Along with your sales, the income statement also lists all your costs that you require to operate your business and make these sales. The first costs are direct costs, which are directly related to your sales. These include advertising, supplies, and, often, wages of your employees. These costs tend to grow or shrink with your volume of sales. There are also indirect costs, or overhead, which are fixed costs that you must pay no matter what your sales are; they are the cost of doing business. Examples of indirect expenses are rent, interest payments, and utilities.
On your income statement, these expenses will be subtracted from your sales revenues, giving you your net income or loss. This figure tells you how efficiently you’ve used your resources, and also shows your likelihood of staying in business on your current performance trends.

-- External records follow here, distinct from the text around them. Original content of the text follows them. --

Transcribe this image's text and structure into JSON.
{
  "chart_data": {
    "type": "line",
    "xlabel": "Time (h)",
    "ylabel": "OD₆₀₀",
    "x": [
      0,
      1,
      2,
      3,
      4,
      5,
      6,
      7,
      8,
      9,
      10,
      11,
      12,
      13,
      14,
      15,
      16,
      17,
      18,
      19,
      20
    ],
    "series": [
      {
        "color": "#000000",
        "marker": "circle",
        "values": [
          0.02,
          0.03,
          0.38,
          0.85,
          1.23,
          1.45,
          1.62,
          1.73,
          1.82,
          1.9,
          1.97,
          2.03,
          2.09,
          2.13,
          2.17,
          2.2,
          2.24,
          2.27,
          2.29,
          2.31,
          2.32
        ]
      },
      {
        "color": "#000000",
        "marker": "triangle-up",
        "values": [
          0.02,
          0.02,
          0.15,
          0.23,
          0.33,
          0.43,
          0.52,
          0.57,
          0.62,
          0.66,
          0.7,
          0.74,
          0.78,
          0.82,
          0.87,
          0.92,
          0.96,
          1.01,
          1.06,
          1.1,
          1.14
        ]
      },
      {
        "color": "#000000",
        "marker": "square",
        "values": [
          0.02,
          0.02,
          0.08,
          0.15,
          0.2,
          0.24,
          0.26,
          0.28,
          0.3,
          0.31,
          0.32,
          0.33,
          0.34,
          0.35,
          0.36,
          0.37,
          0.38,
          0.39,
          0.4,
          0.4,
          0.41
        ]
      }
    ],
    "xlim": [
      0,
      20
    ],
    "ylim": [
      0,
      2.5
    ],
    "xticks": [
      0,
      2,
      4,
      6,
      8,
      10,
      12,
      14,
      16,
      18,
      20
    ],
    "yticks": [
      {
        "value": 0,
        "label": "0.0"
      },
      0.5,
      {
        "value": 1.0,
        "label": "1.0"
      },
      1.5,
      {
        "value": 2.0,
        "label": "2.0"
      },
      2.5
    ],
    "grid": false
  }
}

A good trend to look at when evaluating your income statements is to look at net income. You don’t want to just know where you’ve been, but also where you’re going. Comparing current income to past income allows you to make inferences about future performance.
Balance Sheet
The second element of your financial statements is the balance sheet. It gives a snapshot of your company’s assets and liabilities at the end of a designated period, such as the month, quarter, or year. As a whole, the balance sheet helps investors, bankers, and creditors determine the value of a business. It shows the resources your business has, as well as the obligations weighing it down.

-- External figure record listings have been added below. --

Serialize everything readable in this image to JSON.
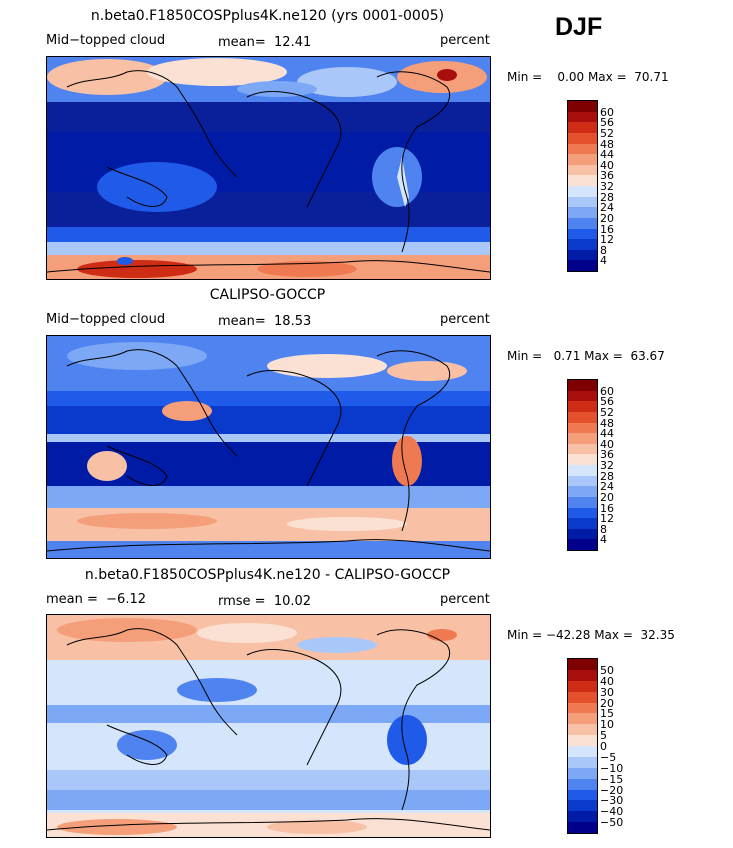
{
  "season": "DJF",
  "panels": [
    {
      "id": "model",
      "title": "n.beta0.F1850COSPplus4K.ne120 (yrs 0001-0005)",
      "left_label": "Mid−topped cloud",
      "stat_label": "mean=  12.41",
      "units": "percent",
      "minmax": "Min =    0.00 Max =  70.71",
      "levels": [
        "4",
        "8",
        "12",
        "16",
        "20",
        "24",
        "28",
        "32",
        "36",
        "40",
        "44",
        "48",
        "52",
        "56",
        "60"
      ],
      "colors": [
        "#00008b",
        "#001ba6",
        "#0a3acc",
        "#1f5ae8",
        "#4f83f0",
        "#7da8f5",
        "#a9c8f9",
        "#d4e5fc",
        "#fbe1d4",
        "#f8c1a5",
        "#f59e7a",
        "#ef7a51",
        "#e5502c",
        "#cf2c16",
        "#a80e0b",
        "#7e0000"
      ]
    },
    {
      "id": "obs",
      "title": "CALIPSO-GOCCP",
      "left_label": "Mid−topped cloud",
      "stat_label": "mean=  18.53",
      "units": "percent",
      "minmax": "Min =   0.71 Max =  63.67",
      "levels": [
        "4",
        "8",
        "12",
        "16",
        "20",
        "24",
        "28",
        "32",
        "36",
        "40",
        "44",
        "48",
        "52",
        "56",
        "60"
      ],
      "colors": [
        "#00008b",
        "#001ba6",
        "#0a3acc",
        "#1f5ae8",
        "#4f83f0",
        "#7da8f5",
        "#a9c8f9",
        "#d4e5fc",
        "#fbe1d4",
        "#f8c1a5",
        "#f59e7a",
        "#ef7a51",
        "#e5502c",
        "#cf2c16",
        "#a80e0b",
        "#7e0000"
      ]
    },
    {
      "id": "diff",
      "title": "n.beta0.F1850COSPplus4K.ne120 - CALIPSO-GOCCP",
      "left_label": "mean =  −6.12",
      "stat_label": "rmse =  10.02",
      "units": "percent",
      "minmax": "Min = −42.28 Max =  32.35",
      "levels": [
        "−50",
        "−40",
        "−30",
        "−20",
        "−15",
        "−10",
        "−5",
        "0",
        "5",
        "10",
        "15",
        "20",
        "30",
        "40",
        "50"
      ],
      "colors": [
        "#00008b",
        "#001ba6",
        "#0a3acc",
        "#1f5ae8",
        "#4f83f0",
        "#7da8f5",
        "#a9c8f9",
        "#d4e5fc",
        "#fbe1d4",
        "#f8c1a5",
        "#f59e7a",
        "#ef7a51",
        "#e5502c",
        "#cf2c16",
        "#a80e0b",
        "#7e0000"
      ]
    }
  ],
  "chart_data": {
    "type": "heatmap",
    "title": "DJF",
    "variable": "Mid-topped cloud",
    "units": "percent",
    "panels": [
      {
        "title": "n.beta0.F1850COSPplus4K.ne120 (yrs 0001-0005)",
        "mean": 12.41,
        "min": 0.0,
        "max": 70.71,
        "contour_levels": [
          4,
          8,
          12,
          16,
          20,
          24,
          28,
          32,
          36,
          40,
          44,
          48,
          52,
          56,
          60
        ]
      },
      {
        "title": "CALIPSO-GOCCP",
        "mean": 18.53,
        "min": 0.71,
        "max": 63.67,
        "contour_levels": [
          4,
          8,
          12,
          16,
          20,
          24,
          28,
          32,
          36,
          40,
          44,
          48,
          52,
          56,
          60
        ]
      },
      {
        "title": "n.beta0.F1850COSPplus4K.ne120 - CALIPSO-GOCCP",
        "mean": -6.12,
        "rmse": 10.02,
        "min": -42.28,
        "max": 32.35,
        "contour_levels": [
          -50,
          -40,
          -30,
          -20,
          -15,
          -10,
          -5,
          0,
          5,
          10,
          15,
          20,
          30,
          40,
          50
        ]
      }
    ]
  }
}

First, the balance sheet lists your assets that you have on hand. These could be money in the bank, monies owed by others, inventory, and other things. Next is a list of your liabilities, or your obligations to others. It could mean debt to your bank or other creditors, sales and payroll taxes owed, or trade payable you have not paid for yet. The final section of the balance sheet is the equity section. This outlines your original investment and undistributed income from past accounting periods. All told, the balance sheet will show how your company’s assets are growing and helping advance the company.
Cash Flow Statement
The third part of your financial statements is the cash flow statement. This statement displays your source and application of funds, where you brought money in and how it was spent. If you pay down debt, withdraw funds, or increase inventory, that’s a use of funds. If you contribute money to the business or reduce inventory, that’s a source of funds, increasing your cash position. More than just saying what the change in dollars is for your business, the cash flow statement lets you see the how and why of the change. It’s a good combination of the income statement and the balance sheet, combining the change in your assets and liabilities with income operations as well as investment and financing. It’s particularly valuable to potential creditors and investors, who want to judge the business’s soundness and ability to generate money and repay debts.